FIG. 3 is a diagram illustrating a relationship between a heating element array and a recording density according to another embodiment of the thermal transfer printer of the present invention.

FIG. 4 is an explanatory diagram showing a relationship between each heating element of a recording head and its surface temperature in a conventional thermal transfer printer.

FIG. 5 is an explanatory diagram showing a relationship between each heating element of a recording head and a recording density in a conventional thermal transfer printer.

FIG. 6 is an explanatory diagram showing a recording density of a recording head in a line feed state in a conventional thermal transfer printer.

FIG. 7 is an explanatory diagram showing a recording density in a line feed state of a recording head in a thermal transfer printer for comparison with the present invention.

FIG. 8 is a view for explaining a relationship between a heating element array and a recording density in a thermal transfer printer for comparison of the present invention.
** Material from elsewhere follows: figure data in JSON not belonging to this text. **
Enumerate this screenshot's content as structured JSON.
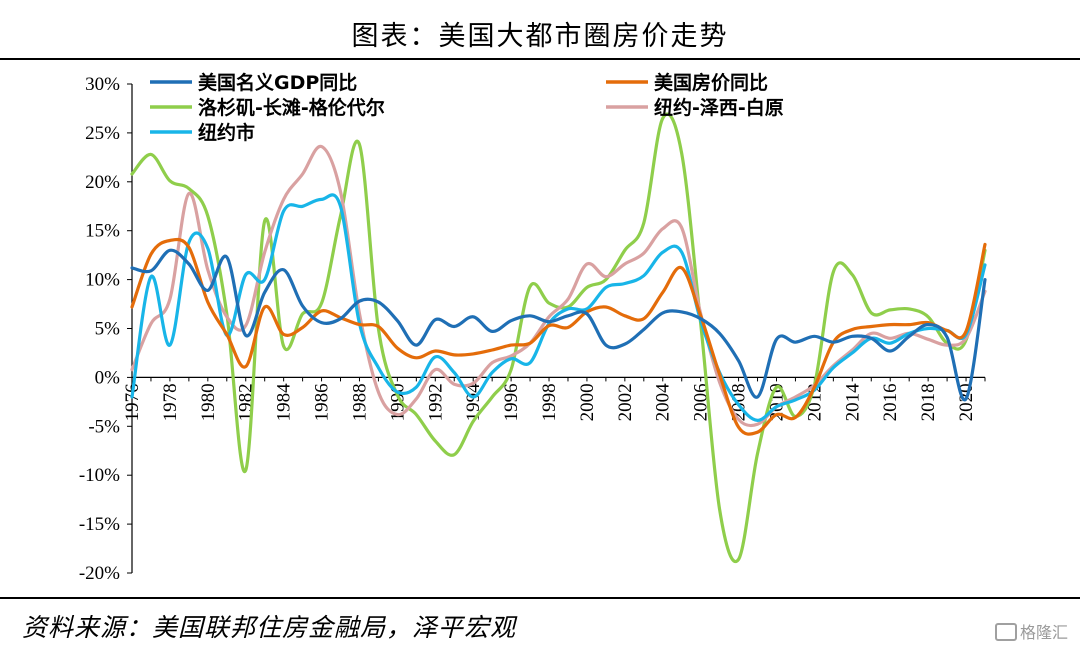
{
  "title": "图表：美国大都市圈房价走势",
  "source": "资料来源：美国联邦住房金融局，泽平宏观",
  "watermark": "格隆汇",
  "chart_data": {
    "type": "line",
    "title": "图表：美国大都市圈房价走势",
    "xlabel": "",
    "ylabel": "",
    "ylim": [
      -20,
      30
    ],
    "xlim": [
      1976,
      2021
    ],
    "y_ticks": [
      -20,
      -15,
      -10,
      -5,
      0,
      5,
      10,
      15,
      20,
      25,
      30
    ],
    "y_tick_labels": [
      "-20%",
      "-15%",
      "-10%",
      "-5%",
      "0%",
      "5%",
      "10%",
      "15%",
      "20%",
      "25%",
      "30%"
    ],
    "x_tick_labels": [
      "1976",
      "1978",
      "1980",
      "1982",
      "1984",
      "1986",
      "1988",
      "1990",
      "1992",
      "1994",
      "1996",
      "1998",
      "2000",
      "2002",
      "2004",
      "2006",
      "2008",
      "2010",
      "2012",
      "2014",
      "2016",
      "2018",
      "2020"
    ],
    "grid": false,
    "legend_position": "top",
    "series": [
      {
        "name": "美国名义GDP同比",
        "color": "#1f6fb5",
        "x": [
          1976,
          1977,
          1978,
          1979,
          1980,
          1981,
          1982,
          1983,
          1984,
          1985,
          1986,
          1987,
          1988,
          1989,
          1990,
          1991,
          1992,
          1993,
          1994,
          1995,
          1996,
          1997,
          1998,
          1999,
          2000,
          2001,
          2002,
          2003,
          2004,
          2005,
          2006,
          2007,
          2008,
          2009,
          2010,
          2011,
          2012,
          2013,
          2014,
          2015,
          2016,
          2017,
          2018,
          2019,
          2020,
          2021
        ],
        "y": [
          11.2,
          10.9,
          13.0,
          11.6,
          8.9,
          12.3,
          4.3,
          8.7,
          11.0,
          7.3,
          5.6,
          6.0,
          7.8,
          7.7,
          5.8,
          3.3,
          5.9,
          5.2,
          6.2,
          4.7,
          5.8,
          6.3,
          5.7,
          6.3,
          6.5,
          3.3,
          3.4,
          4.9,
          6.6,
          6.7,
          6.0,
          4.5,
          1.7,
          -2.0,
          3.9,
          3.6,
          4.2,
          3.6,
          4.2,
          4.0,
          2.7,
          4.2,
          5.4,
          4.1,
          -2.2,
          10.0
        ]
      },
      {
        "name": "美国房价同比",
        "color": "#e46c0a",
        "x": [
          1976,
          1977,
          1978,
          1979,
          1980,
          1981,
          1982,
          1983,
          1984,
          1985,
          1986,
          1987,
          1988,
          1989,
          1990,
          1991,
          1992,
          1993,
          1994,
          1995,
          1996,
          1997,
          1998,
          1999,
          2000,
          2001,
          2002,
          2003,
          2004,
          2005,
          2006,
          2007,
          2008,
          2009,
          2010,
          2011,
          2012,
          2013,
          2014,
          2015,
          2016,
          2017,
          2018,
          2019,
          2020,
          2021
        ],
        "y": [
          7.2,
          12.6,
          14.0,
          13.3,
          7.7,
          4.4,
          1.1,
          7.2,
          4.4,
          5.1,
          6.8,
          6.1,
          5.4,
          5.2,
          3.0,
          2.0,
          2.7,
          2.3,
          2.4,
          2.8,
          3.3,
          3.5,
          5.3,
          5.1,
          6.7,
          7.2,
          6.3,
          6.0,
          8.7,
          11.2,
          6.3,
          0.3,
          -5.1,
          -5.6,
          -3.8,
          -4.1,
          -1.0,
          3.6,
          4.9,
          5.2,
          5.4,
          5.4,
          5.6,
          4.8,
          4.7,
          13.6
        ]
      },
      {
        "name": "洛杉矶-长滩-格伦代尔",
        "color": "#8fce4b",
        "x": [
          1976,
          1977,
          1978,
          1979,
          1980,
          1981,
          1982,
          1983,
          1984,
          1985,
          1986,
          1987,
          1988,
          1989,
          1990,
          1991,
          1992,
          1993,
          1994,
          1995,
          1996,
          1997,
          1998,
          1999,
          2000,
          2001,
          2002,
          2003,
          2004,
          2005,
          2006,
          2007,
          2008,
          2009,
          2010,
          2011,
          2012,
          2013,
          2014,
          2015,
          2016,
          2017,
          2018,
          2019,
          2020,
          2021
        ],
        "y": [
          20.8,
          22.8,
          20.1,
          19.3,
          16.5,
          6.5,
          -9.5,
          16.0,
          3.2,
          6.5,
          7.6,
          16.5,
          23.8,
          5.0,
          -1.8,
          -3.8,
          -6.5,
          -7.9,
          -4.5,
          -2.0,
          0.8,
          9.3,
          7.6,
          7.2,
          9.2,
          10.0,
          13.0,
          15.8,
          26.5,
          22.9,
          5.5,
          -13.5,
          -18.6,
          -7.8,
          -1.0,
          -4.0,
          -0.8,
          10.8,
          10.5,
          6.6,
          6.9,
          7.0,
          6.2,
          3.5,
          3.8,
          13.0
        ]
      },
      {
        "name": "纽约-泽西-白原",
        "color": "#d9a1a1",
        "x": [
          1976,
          1977,
          1978,
          1979,
          1980,
          1981,
          1982,
          1983,
          1984,
          1985,
          1986,
          1987,
          1988,
          1989,
          1990,
          1991,
          1992,
          1993,
          1994,
          1995,
          1996,
          1997,
          1998,
          1999,
          2000,
          2001,
          2002,
          2003,
          2004,
          2005,
          2006,
          2007,
          2008,
          2009,
          2010,
          2011,
          2012,
          2013,
          2014,
          2015,
          2016,
          2017,
          2018,
          2019,
          2020,
          2021
        ],
        "y": [
          0.8,
          5.5,
          8.0,
          18.8,
          11.0,
          6.2,
          5.3,
          12.8,
          18.2,
          20.8,
          23.6,
          19.0,
          6.5,
          -1.5,
          -3.8,
          -2.2,
          0.8,
          -0.7,
          -0.6,
          1.5,
          2.2,
          3.5,
          6.2,
          8.0,
          11.6,
          10.3,
          11.6,
          12.7,
          15.2,
          15.3,
          6.5,
          -0.5,
          -4.3,
          -4.8,
          -3.0,
          -2.0,
          -0.8,
          1.2,
          2.8,
          4.5,
          4.0,
          4.5,
          3.9,
          3.3,
          4.0,
          8.8
        ]
      },
      {
        "name": "纽约市",
        "color": "#18b5e8",
        "x": [
          1976,
          1977,
          1978,
          1979,
          1980,
          1981,
          1982,
          1983,
          1984,
          1985,
          1986,
          1987,
          1988,
          1989,
          1990,
          1991,
          1992,
          1993,
          1994,
          1995,
          1996,
          1997,
          1998,
          1999,
          2000,
          2001,
          2002,
          2003,
          2004,
          2005,
          2006,
          2007,
          2008,
          2009,
          2010,
          2011,
          2012,
          2013,
          2014,
          2015,
          2016,
          2017,
          2018,
          2019,
          2020,
          2021
        ],
        "y": [
          -2.0,
          10.3,
          3.3,
          13.8,
          13.2,
          4.3,
          10.5,
          10.0,
          17.0,
          17.5,
          18.2,
          17.5,
          5.5,
          1.0,
          -1.5,
          -1.0,
          2.1,
          0.5,
          -2.0,
          0.5,
          1.9,
          1.5,
          5.5,
          7.0,
          7.0,
          9.2,
          9.6,
          10.4,
          12.8,
          12.8,
          5.8,
          0.5,
          -2.8,
          -4.4,
          -3.0,
          -2.3,
          -1.3,
          1.0,
          2.5,
          4.0,
          3.5,
          4.5,
          5.0,
          4.8,
          4.4,
          11.5
        ]
      }
    ]
  }
}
FIG. 9 is an explanatory diagram showing a relationship between each heating element of a recording head and a recording density in a thermal transfer printer for comparison of the present invention.

[Explanation of symbols]

 1 Overprinted part 2 Adjacent part 3 Heating element row

Claims (4)

[Claims] 1. A thermal transfer printer that performs dot recording by pressing a recording head having a plurality of heating elements arranged in an array on a recording sheet via an ink ribbon to selectively heat the heating elements. In the printing of each line, a line feed is performed so that the printing area of the recording head partially overlaps with an overlapping printing section, and a position in the density correction area including the overlapping printing section and the adjacent section is located at the overlapping printing section. A thermal transfer printer, wherein a power amount smaller than a reference input power amount is supplied to the heat generating element, and a power amount equal to or more than the reference power supply amount is supplied to the heat generating element located in the adjacent portion. 2. An input power amount corresponding to a gradation of a reference recording density is set in advance for each heating element located in the overprinting portion and the adjacent portion, and the set input power amount is set to each of the heating elements. 2. The thermal transfer printer according to claim 1, wherein the thermal transfer printer is put into an element. 3. A thermal transfer printer that performs dot recording by pressing a recording head, in which a plurality of heating elements are arranged and arranged, against recording paper via an ink ribbon to selectively heat the heating elements. Line feeds are performed so that the print area of the recording head has an overprint portion that partially overlaps, and a dot having a print density higher than a reference print density in a density correction area including the overprint portion and an adjacent portion. A thermal transfer printer characterized by scattered low dots. 4. The thermal transfer printer according to claim 1, wherein the overlap printing section is for one dot.